Le lac...

C'est là que demeure l'ermite...Kalaïwa...

il faut encore deux à trois heures heures de marche dans des layons étroits et tortueux  pour l'atteindre...
mais il est tard...
mieux vaut  rester à l'abri.. . car dès que vient la pénombre la forêt des esprits s'éveille et l'étendue immense se couvre de cris
c'est l'heure des grands prédateurs et des monstres qui se mettent en quête de chairs fraîches

Nous avons donc bivouaqué sur le rocher avec devant nos yeux le merveilleux coucher de soleil amazonien sur l'horizon immense ...
au loin l'immense fleuve brillait de tous ses méandres comme une ceinture de diamant
et des vols d'Ibis rouges striaient le ciel bleuté qui allait s'assombrissant à chaque battement d'aile se griffant passionnément d'ocre et de pourpre...

 

 

Après le dîner le chef a entonné un vieux chant au rythme d'une mélopée monotone et grave

 

Kalaïwa, le chamane, est allé en forêt, sur une grande colline. .
Mais une fois là, il s'est endormi.
 Il allait pour tuer, abattre des gens, des ennemis
Il y va
et pratique une séance chamanique.

. "Bon, ce n'est plus très loin, nous taillerons des casse-têtes là-bas ! »
 dit il à ses hommes.
Puis ils sont allés loin pour tuer des ennemis.
Ils dorment en chemin. .

."Bon, coupons ici les casse-têtes ! », dit Kailawa,
. "mettons des hemït pour tuer ! ».

Tous ses guerriers revêtirent alors les hemïts :
 ils colorièrent leurs casse-têtes,
. Lui connaissait les hemïts parce qu'il était chamane,
 il savait tout à leur sujet.

Kailawa devint peu à peu très puissant,
 il  devint agressif comme un guerrier.
 Vivre en soldat, c'était notre manière d'être alors,
 vivre en guerrier !

Lui. en tant que chamane, connaissait ses ennemis de près
du fond de leur être.
 Il les voyait et les sentait du dedans
"Ils ne sont plus loin, attendons là !
Ensuite, d'ici, nous irons les tuer, à l'aube ! »,
 dit Kailawa,

Il  s'y connaissait en tant que chamane
mais il n'était pas que chamane en ce qui concerne les malades.
Il était chamane aussi pour cela,
 mais aussi chamane pour tuer des gens

 Kailawa ne soignait pas seulement les malades
parce qu'il se déplaçait sans cesse
Il allait aussi juste tuer des ennemis
de tout juste tuer des Tiliyos etc...


Il voyageait beaucoup, mais ne soignait pas seulement les malades ;
 il  ne faisait pas juste cela,
se déplacer en chamane
 il savait voir les gens de l'intérieur,
Il savait évaluer leur proximité d'être,
et c'est tout,
 seulement cela
essentiel
Mais quand quelqu'un était souffrant,
Kailawa était aussi chamane
il savait le soigner
même s'il  était en voyage.
même s'il n'était pas là présent

Voilà les choses d'autrefois,
 la façon d'être de Kailawa.

  extrait d'un récit mythique( Kalaïwa pijaï ( traduction Chapuis)

 

Assurément on a du se faire repérer conclu  Jess avec humour... quand l'ancêtre eu finit de chanter

Mais maintenant le chamane ne tue plus surtout ses amis... mais il soigne seulement ... car le temps de la paix est venue ajouta tout de suite le chef... pour détendre un peu l'atmosphère...

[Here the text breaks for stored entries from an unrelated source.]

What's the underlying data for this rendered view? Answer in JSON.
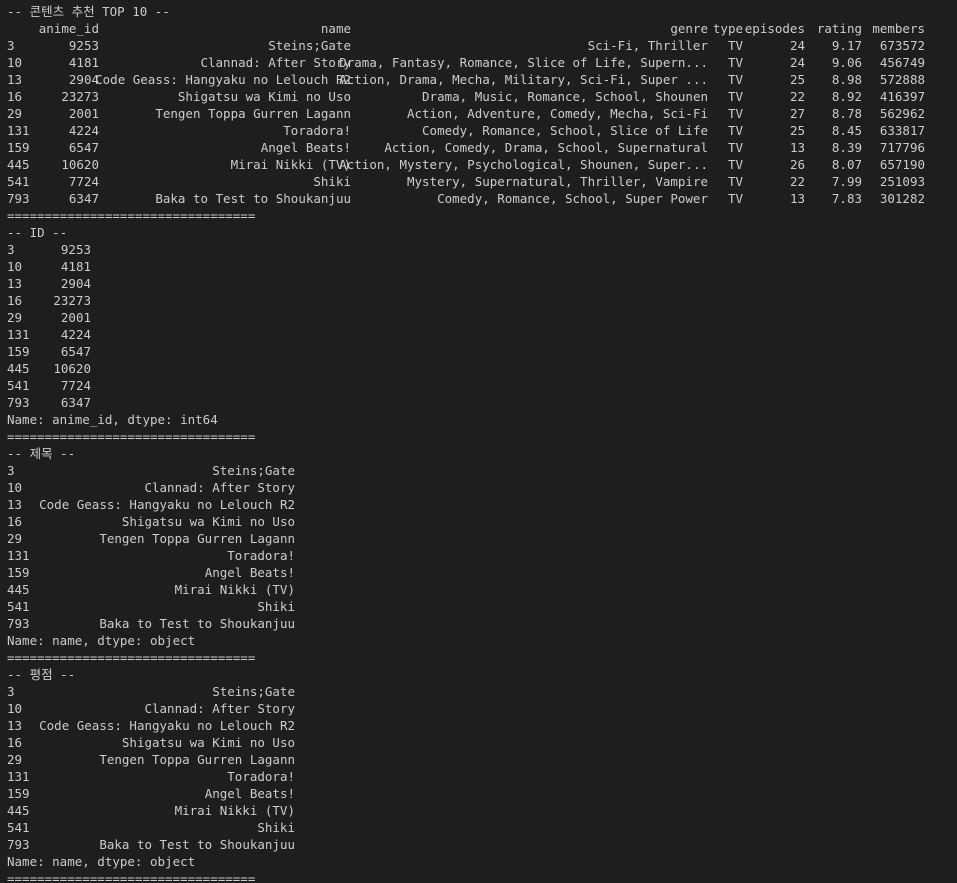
{
  "section_recommend": {
    "header": "-- 콘텐츠 추천 TOP 10 --",
    "columns": [
      "anime_id",
      "name",
      "genre",
      "type",
      "episodes",
      "rating",
      "members"
    ],
    "rows": [
      {
        "idx": "3",
        "anime_id": "9253",
        "name": "Steins;Gate",
        "genre": "Sci-Fi, Thriller",
        "type": "TV",
        "episodes": "24",
        "rating": "9.17",
        "members": "673572"
      },
      {
        "idx": "10",
        "anime_id": "4181",
        "name": "Clannad: After Story",
        "genre": "Drama, Fantasy, Romance, Slice of Life, Supern...",
        "type": "TV",
        "episodes": "24",
        "rating": "9.06",
        "members": "456749"
      },
      {
        "idx": "13",
        "anime_id": "2904",
        "name": "Code Geass: Hangyaku no Lelouch R2",
        "genre": "Action, Drama, Mecha, Military, Sci-Fi, Super ...",
        "type": "TV",
        "episodes": "25",
        "rating": "8.98",
        "members": "572888"
      },
      {
        "idx": "16",
        "anime_id": "23273",
        "name": "Shigatsu wa Kimi no Uso",
        "genre": "Drama, Music, Romance, School, Shounen",
        "type": "TV",
        "episodes": "22",
        "rating": "8.92",
        "members": "416397"
      },
      {
        "idx": "29",
        "anime_id": "2001",
        "name": "Tengen Toppa Gurren Lagann",
        "genre": "Action, Adventure, Comedy, Mecha, Sci-Fi",
        "type": "TV",
        "episodes": "27",
        "rating": "8.78",
        "members": "562962"
      },
      {
        "idx": "131",
        "anime_id": "4224",
        "name": "Toradora!",
        "genre": "Comedy, Romance, School, Slice of Life",
        "type": "TV",
        "episodes": "25",
        "rating": "8.45",
        "members": "633817"
      },
      {
        "idx": "159",
        "anime_id": "6547",
        "name": "Angel Beats!",
        "genre": "Action, Comedy, Drama, School, Supernatural",
        "type": "TV",
        "episodes": "13",
        "rating": "8.39",
        "members": "717796"
      },
      {
        "idx": "445",
        "anime_id": "10620",
        "name": "Mirai Nikki (TV)",
        "genre": "Action, Mystery, Psychological, Shounen, Super...",
        "type": "TV",
        "episodes": "26",
        "rating": "8.07",
        "members": "657190"
      },
      {
        "idx": "541",
        "anime_id": "7724",
        "name": "Shiki",
        "genre": "Mystery, Supernatural, Thriller, Vampire",
        "type": "TV",
        "episodes": "22",
        "rating": "7.99",
        "members": "251093"
      },
      {
        "idx": "793",
        "anime_id": "6347",
        "name": "Baka to Test to Shoukanjuu",
        "genre": "Comedy, Romance, School, Super Power",
        "type": "TV",
        "episodes": "13",
        "rating": "7.83",
        "members": "301282"
      }
    ]
  },
  "separator": "=================================",
  "section_id": {
    "header": "-- ID --",
    "rows": [
      {
        "idx": "3",
        "value": "9253"
      },
      {
        "idx": "10",
        "value": "4181"
      },
      {
        "idx": "13",
        "value": "2904"
      },
      {
        "idx": "16",
        "value": "23273"
      },
      {
        "idx": "29",
        "value": "2001"
      },
      {
        "idx": "131",
        "value": "4224"
      },
      {
        "idx": "159",
        "value": "6547"
      },
      {
        "idx": "445",
        "value": "10620"
      },
      {
        "idx": "541",
        "value": "7724"
      },
      {
        "idx": "793",
        "value": "6347"
      }
    ],
    "footer": "Name: anime_id, dtype: int64"
  },
  "section_title": {
    "header": "-- 제목 --",
    "rows": [
      {
        "idx": "3",
        "value": "Steins;Gate"
      },
      {
        "idx": "10",
        "value": "Clannad: After Story"
      },
      {
        "idx": "13",
        "value": "Code Geass: Hangyaku no Lelouch R2"
      },
      {
        "idx": "16",
        "value": "Shigatsu wa Kimi no Uso"
      },
      {
        "idx": "29",
        "value": "Tengen Toppa Gurren Lagann"
      },
      {
        "idx": "131",
        "value": "Toradora!"
      },
      {
        "idx": "159",
        "value": "Angel Beats!"
      },
      {
        "idx": "445",
        "value": "Mirai Nikki (TV)"
      },
      {
        "idx": "541",
        "value": "Shiki"
      },
      {
        "idx": "793",
        "value": "Baka to Test to Shoukanjuu"
      }
    ],
    "footer": "Name: name, dtype: object"
  },
  "section_rating": {
    "header": "-- 평점 --",
    "rows": [
      {
        "idx": "3",
        "value": "Steins;Gate"
      },
      {
        "idx": "10",
        "value": "Clannad: After Story"
      },
      {
        "idx": "13",
        "value": "Code Geass: Hangyaku no Lelouch R2"
      },
      {
        "idx": "16",
        "value": "Shigatsu wa Kimi no Uso"
      },
      {
        "idx": "29",
        "value": "Tengen Toppa Gurren Lagann"
      },
      {
        "idx": "131",
        "value": "Toradora!"
      },
      {
        "idx": "159",
        "value": "Angel Beats!"
      },
      {
        "idx": "445",
        "value": "Mirai Nikki (TV)"
      },
      {
        "idx": "541",
        "value": "Shiki"
      },
      {
        "idx": "793",
        "value": "Baka to Test to Shoukanjuu"
      }
    ],
    "footer": "Name: name, dtype: object"
  }
}
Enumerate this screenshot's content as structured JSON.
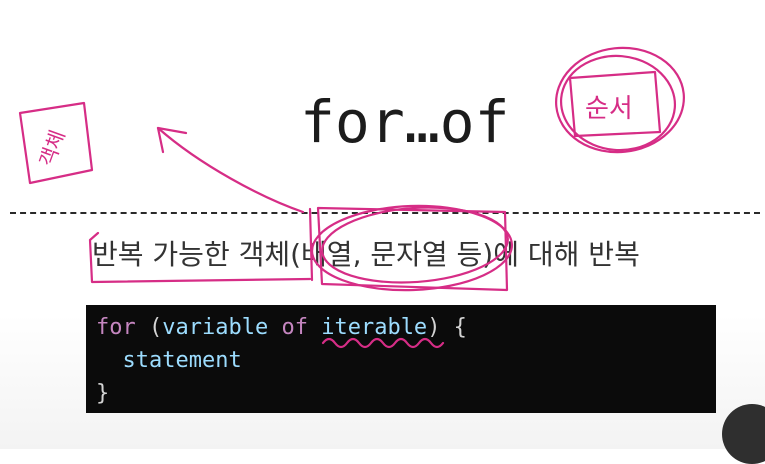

Nous l'avons dit Kailawa est considéré comme un héros culturel, le fondateur de l'ethnie wayana (et apalai) : « notre ancêtre à tous »
Ses excès ont débouché sur sur l'ordre.
cette notion naguère très forte n'est bien sûr plus  contestée par les wayanas d'aujourd'hui

Au premier abord, être humain ordinaire, pourvu de parents comme les autres hommes  il est chaman. doté de pouvoirs  puissants : « il est puissant depuis qu'il existe, d'un Pouvoir puissant ».
 Guerrier invincible, c'est aussi un ami du kuyuli Sikëpuli (alias Mopo) ( avatar du démiurge) qui va lui rendre service.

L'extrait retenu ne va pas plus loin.